More on Reactive Electrophiles
Cigarette smoke as well as other environmental pollutants are high in reactive electrophiles which can stimulate the TRPA1 in the cells that are present in the surface of our airways which can cause us to have coughing fits or even inflamed airways. According to Lin King, this receptor can also be triggered by the chemicals present in certain types of foods like onions, wasabi, garlic, and even ginger where the compounds found in these plants may have evolved to prevent animals from eating them.
Most animals use venom to either paralyze or kill their prey, but it seems that the wasabi receptor toxin has a different purpose which is more for defensive purposes. Take note that almost all animals have some type of TRPA1. Researchers, however, determined that the wasabi receptor toxin can only be activated in mammals which are not the usual food of the Black Rock scorpion. This suggests that toxin is simply designed to ward off predators who are mammals.
According to David Julius, PhD, professor as well as chair of UCSF’s Department of Physiology, and the senior author of this new study, the result of their research provided the best example of convergent evolution where plants and animals have developed their own defensive strategies that target the same receptor in mammals through different methods.
How it Works
Lin King said that what they found in this toxin was quite surprising since it can pass directly through the membranes which is unusual for peptide toxins. This discovery was quite exciting in the sense that this can be used to help carry things through your system, such as drugs, directly to the cell which doesn’t happen before.
Once the toxin is within the cell, it attaches itself to the “allosteric nexus” which is one area in the TRPA1 that is commonly targeted by environmental irritants and compounds found in pungent plants. The irritants then change the chemistry in this area of TRPA1 causing it to open and close at a rapid rate which leads to more calcium and sodium being delivered thus signaling pain.

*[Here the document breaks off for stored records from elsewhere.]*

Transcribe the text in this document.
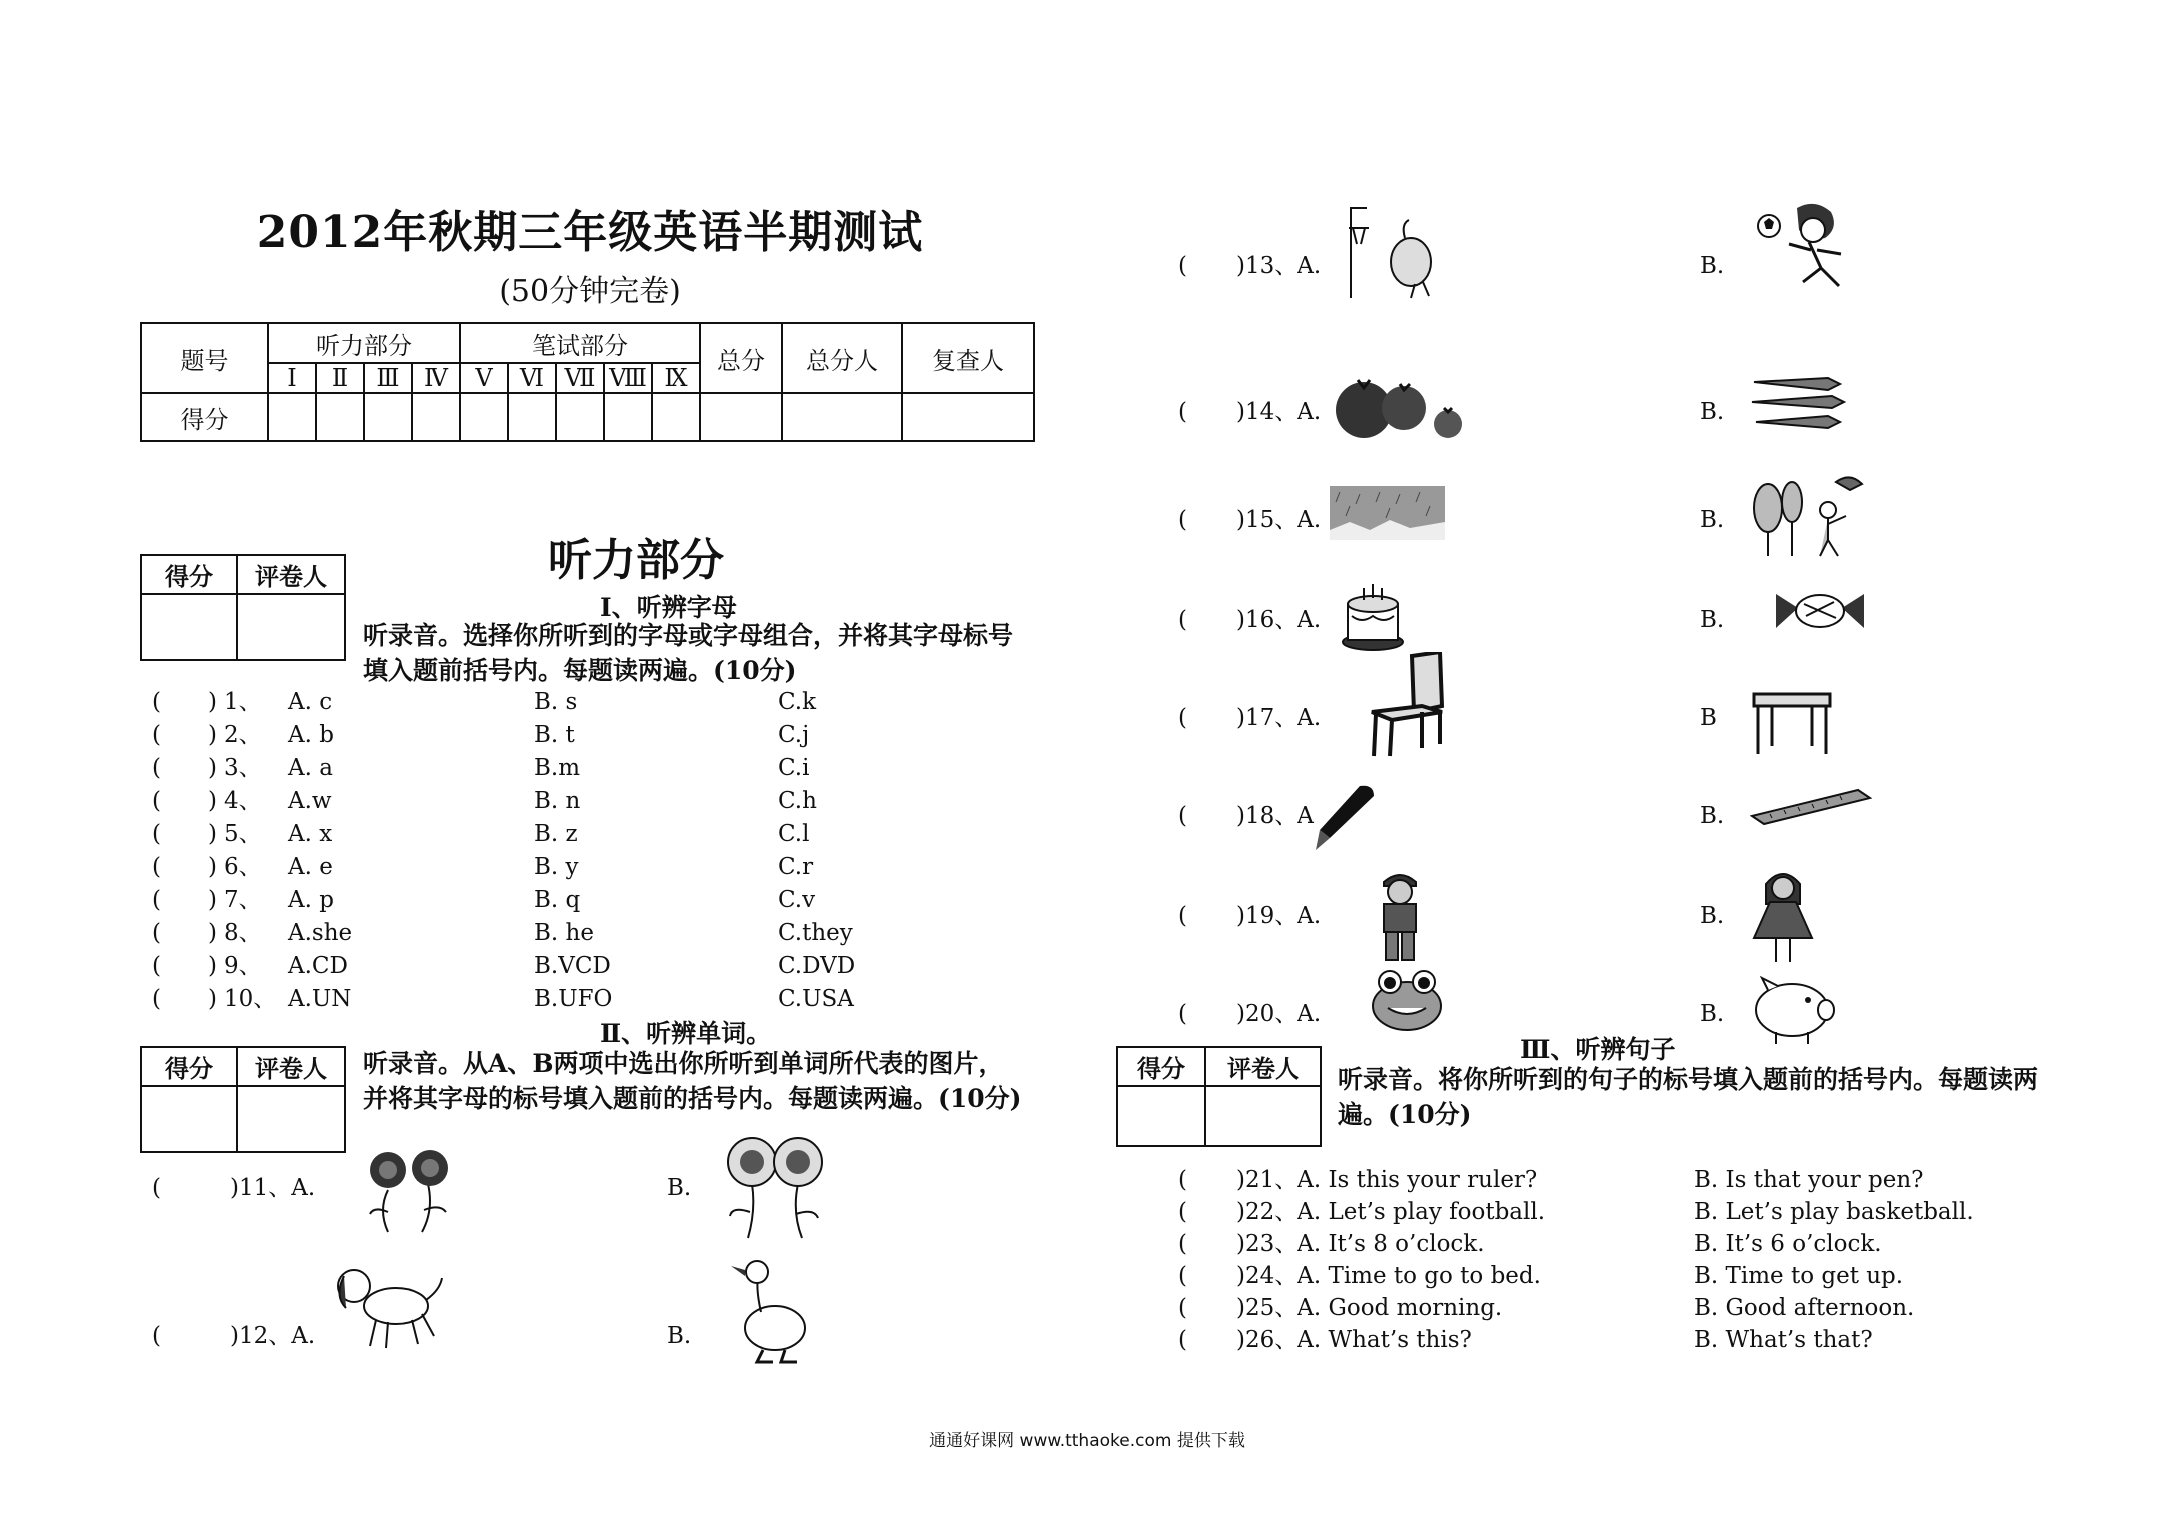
2012年秋期三年级英语半期测试
(50分钟完卷)
题号	听力部分				笔试部分					总分	总分人	复查人
	Ⅰ	Ⅱ	Ⅲ	Ⅳ	Ⅴ	Ⅵ	Ⅶ	Ⅷ	Ⅸ			
得分												
听力部分
得分	评卷人

Ⅰ、听辨字母
听录音。选择你所听到的字母或字母组合，并将其字母标号
填入题前括号内。每题读两遍。(10分)
( ) 1、 A. c	B. s	C.k
( ) 2、 A. b	B. t	C.j
( ) 3、 A. a	B.m	C.i
( ) 4、 A.w	B. n	C.h
( ) 5、 A. x	B. z	C.l
( ) 6、 A. e	B. y	C.r
( ) 7、 A. p	B. q	C.v
( ) 8、 A.she	B. he	C.they
( ) 9、 A.CD	B.VCD	C.DVD
( ) 10、 A.UN	B.UFO	C.USA
Ⅱ、听辨单词。
得分	评卷人
	听录音。从A、B两项中选出你所听到单词所代表的图片，
并将其字母的标号填入题前的括号内。每题读两遍。(10分)
(	)11、A.	B.
(	)12、A.	B.
( )13、A.	B.
( )14、A.	B.
( )15、A.	B.
( )16、A.	B.
( )17、A.	B
( )18、A	B.
( )19、A.	B.
( )20、A.	B.
Ⅲ、听辨句子
得分	评卷人
	听录音。将你所听到的句子的标号填入题前的括号内。每题读两
遍。(10分)
( )21、A. Is this your ruler?	B. Is that your pen?
( )22、A. Let’s play football.	B. Let’s play basketball.
( )23、A. It’s 8 o’clock.	B. It’s 6 o’clock.
( )24、A. Time to go to bed.	B. Time to get up.
( )25、A. Good morning.	B. Good afternoon.
( )26、A. What’s this?	B. What’s that?
通通好课网 www.tthaoke.com 提供下载
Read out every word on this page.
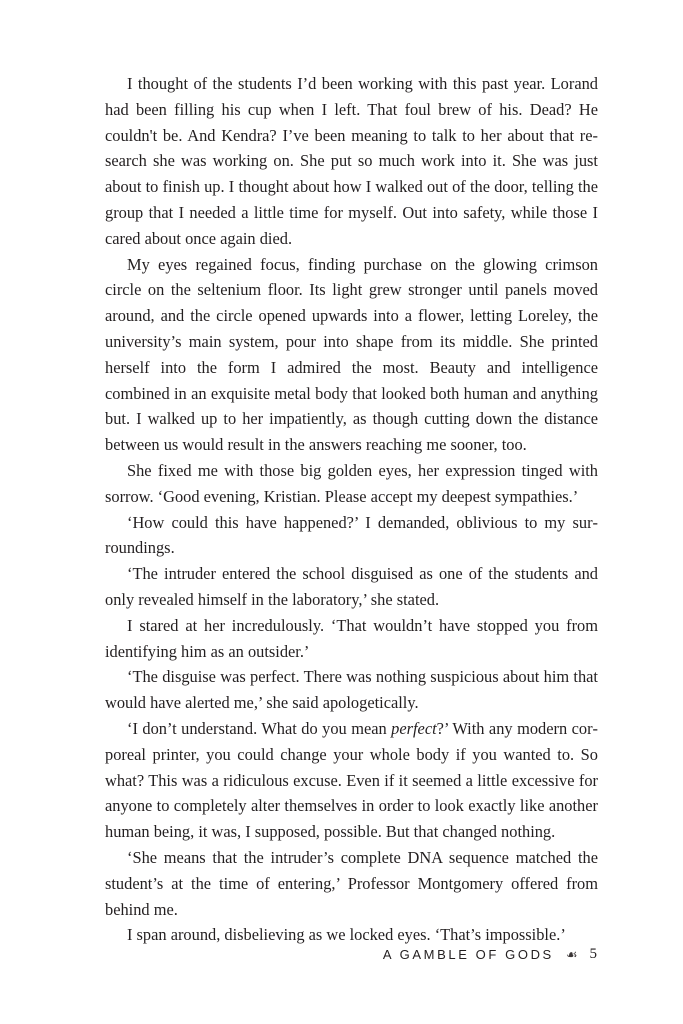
I thought of the students I’d been working with this past year. Lorand had been filling his cup when I left. That foul brew of his. Dead? He couldn't be. And Kendra? I’ve been meaning to talk to her about that research she was working on. She put so much work into it. She was just about to finish up. I thought about how I walked out of the door, telling the group that I needed a little time for myself. Out into safety, while those I cared about once again died.

My eyes regained focus, finding purchase on the glowing crimson circle on the seltenium floor. Its light grew stronger until panels moved around, and the circle opened upwards into a flower, letting Loreley, the university’s main system, pour into shape from its middle. She printed herself into the form I admired the most. Beauty and intelligence combined in an exquisite metal body that looked both human and anything but. I walked up to her impatiently, as though cutting down the distance between us would result in the answers reaching me sooner, too.

She fixed me with those big golden eyes, her expression tinged with sorrow. ‘Good evening, Kristian. Please accept my deepest sympathies.’

‘How could this have happened?’ I demanded, oblivious to my surroundings.

‘The intruder entered the school disguised as one of the students and only revealed himself in the laboratory,’ she stated.

I stared at her incredulously. ‘That wouldn’t have stopped you from identifying him as an outsider.’

‘The disguise was perfect. There was nothing suspicious about him that would have alerted me,’ she said apologetically.

‘I don’t understand. What do you mean perfect?’ With any modern corporeal printer, you could change your whole body if you wanted to. So what? This was a ridiculous excuse. Even if it seemed a little excessive for anyone to completely alter themselves in order to look exactly like another human being, it was, I supposed, possible. But that changed nothing.

‘She means that the intruder’s complete DNA sequence matched the student’s at the time of entering,’ Professor Montgomery offered from behind me.

I span around, disbelieving as we locked eyes. ‘That’s impossible.’

A GAMBLE OF GODS ☙ 5
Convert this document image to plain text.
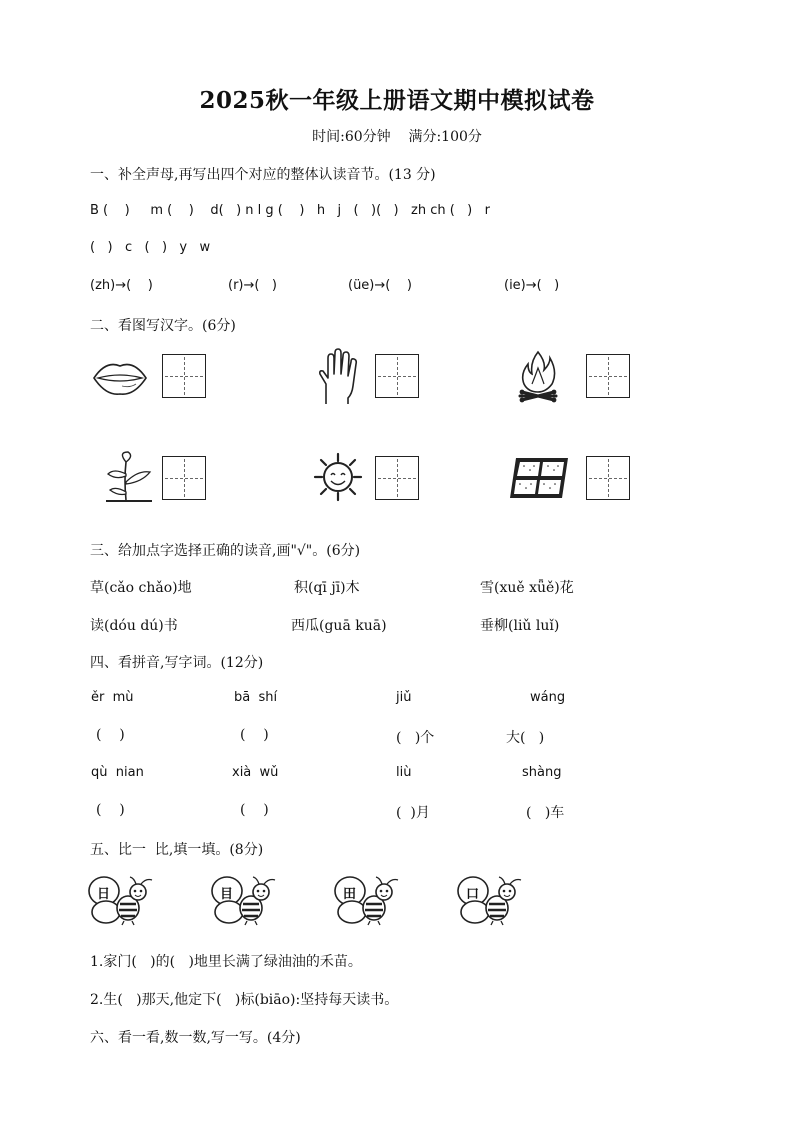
2025秋一年级上册语文期中模拟试卷
时间:60分钟    满分:100分
一、补全声母,再写出四个对应的整体认读音节。(13 分)
B (    )     m (    )    d(   ) n l g (    )   h   j   (   )(   )   zh ch (   )   r
(   )   c   (   )   y   w
(zh)→(    )	(r)→(   )	(üe)→(    )	(ie)→(   )
二、看图写汉字。(6分)
三、给加点字选择正确的读音,画"√"。(6分)
草(cǎo chǎo)地	积(qī jī)木	雪(xuě xǖě)花
读(dóu dú)书	西瓜(guā kuā)	垂柳(liǔ luǐ)
四、看拼音,写字词。(12分)
ěr  mù	bā  shí	jiǔ	wáng
(    )	(    )	(   )个	大(   )
qù  nian	xià  wǔ	liù	shàng
(    )	(    )	(  )月	(   )车
五、比一  比,填一填。(8分)
日	目	田	口
1.家门(   )的(   )地里长满了绿油油的禾苗。
2.生(   )那天,他定下(   )标(biāo):坚持每天读书。
六、看一看,数一数,写一写。(4分)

Can This Help Us Understand More of Acute Pain?
The researchers of the study believe that what they discovered in their study can help us understand better how acute pain works, and the link between inflammation and chronic pain, which were previously believed as hard to distinguish one from the other. It is even possible that this new study can help lay the foundation to the development of new medication for the pain.
Lin King further added that the finding the toxin can provide scientists with the tool to be able to study how pain works, specifically, how to be able to probe the processes that cause pain hypersensitivity. What’s more, those who are interested in discovering a drug that can help with the pain, this new finding of theirs put an underscore on the TRPA1 as a target for new types of non-opioid analgesics that are designed to treat chronic pain.
It appears that this breakthrough may open doors on how chronic pain will be treated in the future as researchers can dive deeper into how the wasabi receptor toxin operates in triggering inflammation and pain which can lead to new medications being developed to treat the problem.